Autor de projetos diz haver “má-fé” para desqualificar as propostas

O deputado federal Wadih Damous (PT-RJ, foto), que assina algumas das propostas apontadas como “pró-corrupção”, contrapõe as afirmações do Ministério Público Federal (MPF). Advogado, mestre em Direito Constitucional e ex-presidente da seccional da OAB do Rio de Janeiro, o parlamentar classifica como “má-fé” utilizar o momento atual para desqualificar iniciativas legislativas.

O petista defende, por exemplo, que réus só possam ser presos a partir do trânsito em julgado dos processos (condenação em última instância). “O projeto tem como objetivo reafirmar o princípio constitucional da presunção de inocência. A proposta não seria necessária se não houvesse a mudança de entendimento do Supremo, que reescreveu a Constituição, e não cabe a ele fazer isso. Cabe a ele interpretar o texto”, afirma.

Aperfeiçoar as delações

Damous também é o autor da matéria que trata de mudanças nos acordos de delação premiada. Para o deputado, ao contrário do que diz a crítica do MPF, a proposta tem como um dos objetivos proteger investigações . “Temos que adequar a lei aos preceitos constitucionais, aperfeiçoando o texto. Desrespeitando a Constituição, diversos acordos podem vir a ser anulados posteriormente, o que afeta o combate a corrupção”, diz.

O deputado do PT assina ainda uma proposta que estabelece a necessidade de análise prévia do impacto social e orçamentário dos projetos que tratam de criação de novos tipos penais, aumento de pena ou que tornem mais rigorosa a execução da pena. Segundo Damous, a iniciativa surgiu da sua percepção do errôneo “clamor punitivo” do Congresso, estimulado por setores da sociedade.
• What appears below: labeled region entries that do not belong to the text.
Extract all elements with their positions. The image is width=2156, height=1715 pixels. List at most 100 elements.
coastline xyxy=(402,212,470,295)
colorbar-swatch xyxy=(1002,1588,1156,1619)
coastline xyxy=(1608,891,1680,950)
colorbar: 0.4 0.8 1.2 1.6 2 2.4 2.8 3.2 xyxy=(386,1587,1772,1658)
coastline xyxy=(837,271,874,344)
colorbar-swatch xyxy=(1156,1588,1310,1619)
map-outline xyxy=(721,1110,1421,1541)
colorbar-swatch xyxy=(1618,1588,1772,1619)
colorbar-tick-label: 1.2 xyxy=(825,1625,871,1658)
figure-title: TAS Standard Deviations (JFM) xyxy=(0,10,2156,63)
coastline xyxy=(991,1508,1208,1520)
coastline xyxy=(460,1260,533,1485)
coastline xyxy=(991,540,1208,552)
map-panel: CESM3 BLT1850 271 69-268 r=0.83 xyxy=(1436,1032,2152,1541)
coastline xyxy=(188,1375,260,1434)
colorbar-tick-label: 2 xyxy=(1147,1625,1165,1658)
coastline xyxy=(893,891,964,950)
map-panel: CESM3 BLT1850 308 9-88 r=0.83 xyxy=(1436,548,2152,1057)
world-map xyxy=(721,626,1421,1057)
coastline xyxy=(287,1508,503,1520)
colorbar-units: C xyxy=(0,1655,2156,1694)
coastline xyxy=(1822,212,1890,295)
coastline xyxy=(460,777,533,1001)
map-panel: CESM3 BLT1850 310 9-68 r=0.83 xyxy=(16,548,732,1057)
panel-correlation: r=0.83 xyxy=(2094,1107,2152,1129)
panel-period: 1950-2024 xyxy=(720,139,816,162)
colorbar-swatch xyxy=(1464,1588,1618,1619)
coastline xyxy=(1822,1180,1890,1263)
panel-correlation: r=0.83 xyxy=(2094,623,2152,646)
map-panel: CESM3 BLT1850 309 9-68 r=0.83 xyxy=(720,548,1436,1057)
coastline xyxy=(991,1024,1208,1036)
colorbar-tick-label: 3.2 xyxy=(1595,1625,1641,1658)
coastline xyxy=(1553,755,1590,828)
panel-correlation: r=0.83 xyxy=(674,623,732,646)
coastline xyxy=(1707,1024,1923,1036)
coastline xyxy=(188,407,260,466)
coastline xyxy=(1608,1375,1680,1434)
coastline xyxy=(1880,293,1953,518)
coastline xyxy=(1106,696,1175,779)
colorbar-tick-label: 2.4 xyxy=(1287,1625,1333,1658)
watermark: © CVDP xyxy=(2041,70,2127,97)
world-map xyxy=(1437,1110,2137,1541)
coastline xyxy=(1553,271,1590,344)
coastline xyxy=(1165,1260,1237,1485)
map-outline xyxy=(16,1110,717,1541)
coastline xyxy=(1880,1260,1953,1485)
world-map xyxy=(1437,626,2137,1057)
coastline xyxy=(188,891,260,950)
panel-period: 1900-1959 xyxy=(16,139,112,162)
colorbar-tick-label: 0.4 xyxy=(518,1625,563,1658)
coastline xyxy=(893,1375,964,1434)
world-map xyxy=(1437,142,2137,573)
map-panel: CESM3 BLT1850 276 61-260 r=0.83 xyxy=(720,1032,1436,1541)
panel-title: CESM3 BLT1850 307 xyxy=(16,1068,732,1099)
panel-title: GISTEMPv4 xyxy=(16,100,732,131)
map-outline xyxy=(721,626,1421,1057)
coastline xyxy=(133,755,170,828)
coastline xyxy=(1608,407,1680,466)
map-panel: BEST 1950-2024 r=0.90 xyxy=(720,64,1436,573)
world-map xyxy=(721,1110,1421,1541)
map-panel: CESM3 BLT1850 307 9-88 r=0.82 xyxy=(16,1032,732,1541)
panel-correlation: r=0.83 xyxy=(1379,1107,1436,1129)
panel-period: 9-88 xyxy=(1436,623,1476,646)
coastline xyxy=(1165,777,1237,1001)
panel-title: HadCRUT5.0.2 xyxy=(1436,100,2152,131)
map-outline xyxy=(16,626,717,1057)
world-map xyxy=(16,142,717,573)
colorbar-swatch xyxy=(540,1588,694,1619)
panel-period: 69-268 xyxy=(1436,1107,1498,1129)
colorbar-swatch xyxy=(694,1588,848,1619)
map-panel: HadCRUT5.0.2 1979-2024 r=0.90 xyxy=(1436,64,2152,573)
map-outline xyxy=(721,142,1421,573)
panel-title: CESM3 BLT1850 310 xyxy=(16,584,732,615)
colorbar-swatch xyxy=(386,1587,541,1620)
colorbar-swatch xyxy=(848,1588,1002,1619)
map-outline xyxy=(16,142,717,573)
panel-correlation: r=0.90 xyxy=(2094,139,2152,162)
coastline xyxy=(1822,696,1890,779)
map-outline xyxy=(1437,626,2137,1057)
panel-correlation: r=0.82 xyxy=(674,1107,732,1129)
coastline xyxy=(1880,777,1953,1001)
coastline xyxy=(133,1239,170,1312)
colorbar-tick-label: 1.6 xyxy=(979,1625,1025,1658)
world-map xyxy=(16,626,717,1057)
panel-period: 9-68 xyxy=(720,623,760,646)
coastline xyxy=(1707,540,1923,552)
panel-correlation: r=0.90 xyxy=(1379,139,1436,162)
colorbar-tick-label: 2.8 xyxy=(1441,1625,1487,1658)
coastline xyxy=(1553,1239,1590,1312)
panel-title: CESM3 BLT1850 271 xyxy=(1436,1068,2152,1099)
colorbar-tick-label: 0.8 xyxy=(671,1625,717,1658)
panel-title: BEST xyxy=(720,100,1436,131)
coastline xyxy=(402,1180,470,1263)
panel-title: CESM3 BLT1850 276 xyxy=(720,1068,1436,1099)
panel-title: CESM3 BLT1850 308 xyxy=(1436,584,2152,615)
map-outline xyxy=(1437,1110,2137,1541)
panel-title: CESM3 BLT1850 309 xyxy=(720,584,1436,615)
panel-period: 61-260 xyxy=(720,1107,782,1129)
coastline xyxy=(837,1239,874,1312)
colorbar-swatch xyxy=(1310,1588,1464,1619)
“Vejo ali centenas de projetos absurdos, há um sentimento de que o Direito Penal vai resolver todos os nossos problemas, e não é assim”, diz ele. “O que estamos tentando fazer é conter esse tipo de proposta, além de racionalizar o debate, mostrando os custos sociais e financeiros, com um debate prévio que conte com a participação de entidades e organizações da área.”